The enzyme, RNA polymerase, is used to make the copy of the gene from the DNA.
So we need RNA polymerase to be present and we also need it to be able to bind to the section of DNA, the non-coding DNA, that's immediately before the gene and then that allows the gene to be copied or for transcription to take place.
Therefore the non-coding DNA will control whether transcription can take place.
Can RNA polymerase bind or can RNA polymerase not bind? And that will determine whether a copy of the gene is made or not.
So let's have a quick check.
So for these three images here, I want you to select the one where you think gene expression would take place.
Okay, so hopefully you got here A.
So only A because we've got RNA polymerase binding, we haven't got it in B and we haven't got it in C.
So if you got that right, well done.
So the next task is I would like you to copy this diagram and add labels to explain how gene expression can be controlled by non-coding DNA.
So copy this diagram as it is and then draw a label and make sure you describe the role of RNA polymerase in your answer.
So draw it as a diagram and annotate around the outside and we'll just get checked that you've got the correct ideas when you are ready.
So pause the video until then and I'll see you soon.
Okay, let's see how you got on with that then.
Hopefully you didn't find it too difficult to draw.
So we've got our picture here and we've labelled the "gene" on there and the term "transcription".
So that's when we're making a copy of our gene in order to form mRNA.
Label here, something similar, doesn't have to be exactly the same, but something along these lines that RNA polymerase binds to the non-coding section of the DNA and it allows the gene to initiate or to begin transcription.
And if RNA polymerase binds, then a copy of this gene is made.
And finally, mRNA is the copy of the gene that moves to the ribosome in order for the protein to be made.
So if all of those things happen, then this is an example of a gene that is being expressed and its ability to be expressed is controlled by the non-coding DNA that allows the RNA polymerase to bind.
So if you've got those labels correct, if not, add to your diagram so you've got a good, finished model answer.

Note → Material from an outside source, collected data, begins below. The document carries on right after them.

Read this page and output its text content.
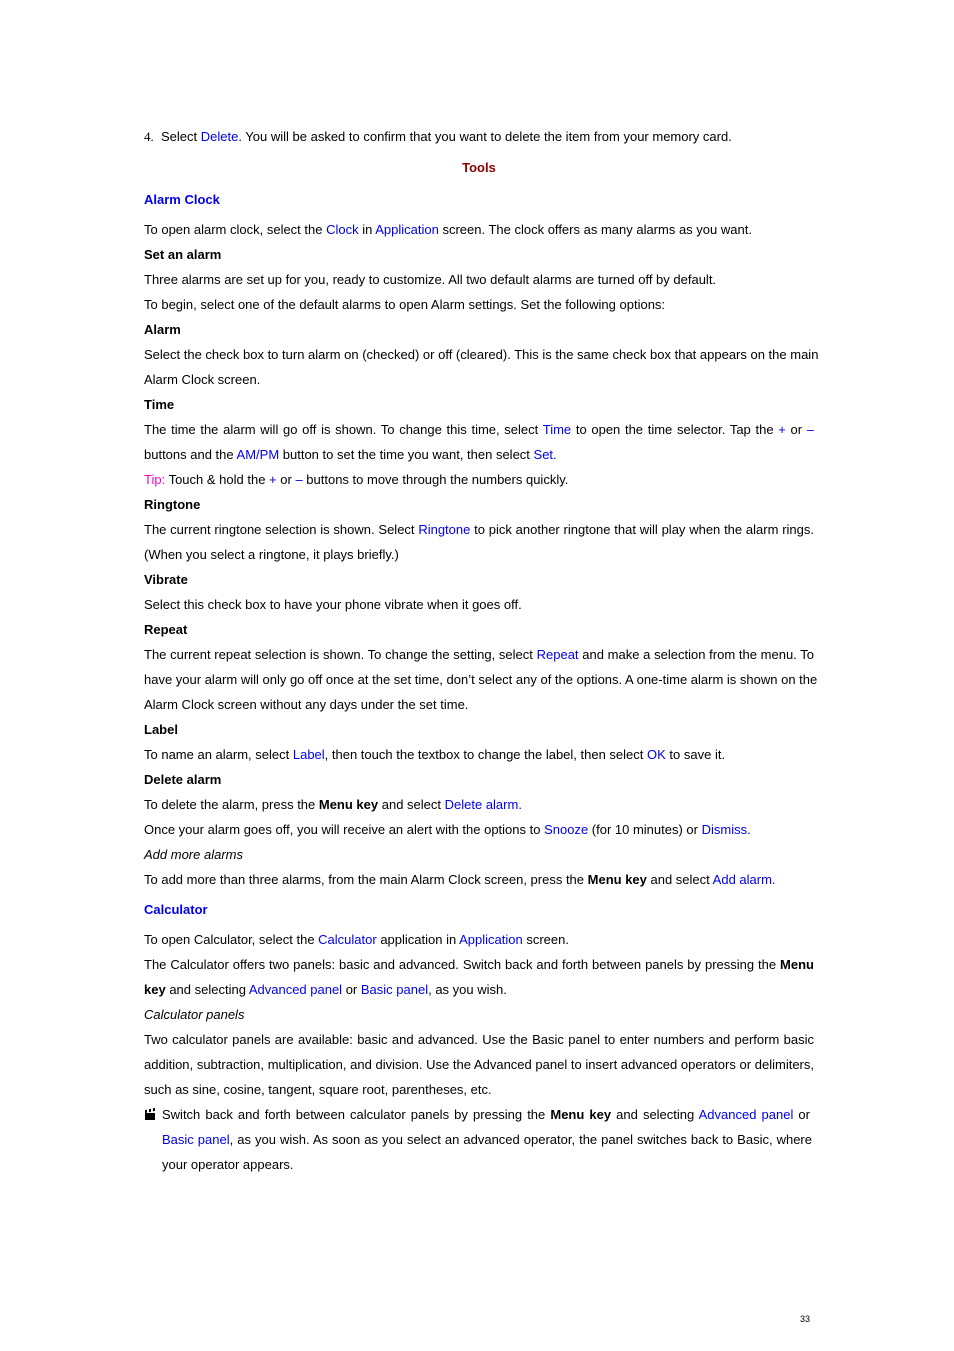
4. Select Delete. You will be asked to confirm that you want to delete the item from your memory card.
Tools
Alarm Clock
To open alarm clock, select the Clock in Application screen. The clock offers as many alarms as you want.
Set an alarm
Three alarms are set up for you, ready to customize. All two default alarms are turned off by default.
To begin, select one of the default alarms to open Alarm settings. Set the following options:
Alarm
Select the check box to turn alarm on (checked) or off (cleared). This is the same check box that appears on the main
Alarm Clock screen.
Time
The time the alarm will go off is shown. To change this time, select Time to open the time selector. Tap the + or –
buttons and the AM/PM button to set the time you want, then select Set.
Tip: Touch & hold the + or – buttons to move through the numbers quickly.
Ringtone
The current ringtone selection is shown. Select Ringtone to pick another ringtone that will play when the alarm rings.
(When you select a ringtone, it plays briefly.)
Vibrate
Select this check box to have your phone vibrate when it goes off.
Repeat
The current repeat selection is shown. To change the setting, select Repeat and make a selection from the menu. To
have your alarm will only go off once at the set time, don’t select any of the options. A one-time alarm is shown on the
Alarm Clock screen without any days under the set time.
Label
To name an alarm, select Label, then touch the textbox to change the label, then select OK to save it.
Delete alarm
To delete the alarm, press the Menu key and select Delete alarm.
Once your alarm goes off, you will receive an alert with the options to Snooze (for 10 minutes) or Dismiss.
Add more alarms
To add more than three alarms, from the main Alarm Clock screen, press the Menu key and select Add alarm.
Calculator
To open Calculator, select the Calculator application in Application screen.
The Calculator offers two panels: basic and advanced. Switch back and forth between panels by pressing the Menu
key and selecting Advanced panel or Basic panel, as you wish.
Calculator panels
Two calculator panels are available: basic and advanced. Use the Basic panel to enter numbers and perform basic
addition, subtraction, multiplication, and division. Use the Advanced panel to insert advanced operators or delimiters,
such as sine, cosine, tangent, square root, parentheses, etc.
Switch back and forth between calculator panels by pressing the Menu key and selecting Advanced panel or
Basic panel, as you wish. As soon as you select an advanced operator, the panel switches back to Basic, where
your operator appears.
33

So well done for your work in today's lesson.
It was quite tricky.
So let's go through the key points.
So gene expression is when a cell copies a gene, which is mRNA, and it uses it as instructions to make a protein.
Only around 1 to 2% of the genome actually codes for genes.

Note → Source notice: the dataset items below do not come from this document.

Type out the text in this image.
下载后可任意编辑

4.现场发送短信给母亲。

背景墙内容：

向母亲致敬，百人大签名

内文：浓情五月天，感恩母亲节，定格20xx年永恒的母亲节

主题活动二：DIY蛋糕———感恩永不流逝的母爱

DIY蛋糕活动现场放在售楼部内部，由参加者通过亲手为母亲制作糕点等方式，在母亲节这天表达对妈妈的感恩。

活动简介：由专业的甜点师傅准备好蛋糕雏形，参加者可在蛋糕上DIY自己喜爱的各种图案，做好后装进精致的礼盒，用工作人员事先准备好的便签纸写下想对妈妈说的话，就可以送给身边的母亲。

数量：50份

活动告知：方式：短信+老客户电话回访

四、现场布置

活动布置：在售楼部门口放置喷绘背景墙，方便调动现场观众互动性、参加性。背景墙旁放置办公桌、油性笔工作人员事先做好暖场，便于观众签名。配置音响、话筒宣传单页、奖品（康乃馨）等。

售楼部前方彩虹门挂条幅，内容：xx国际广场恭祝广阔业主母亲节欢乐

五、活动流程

The non-coding DNA contains code that controls gene expression.
A genetic variant in the non-coding section of the genome can affect gene expression because it can affect when RNA polymerase that copies the gene as the first step in protein synthesis, whether it combined.
This change may impact the proteins that are produced by an organism and so therefore change its physical characteristics or its phenotype.
So well done for your work in today's lesson and we'll see you soon.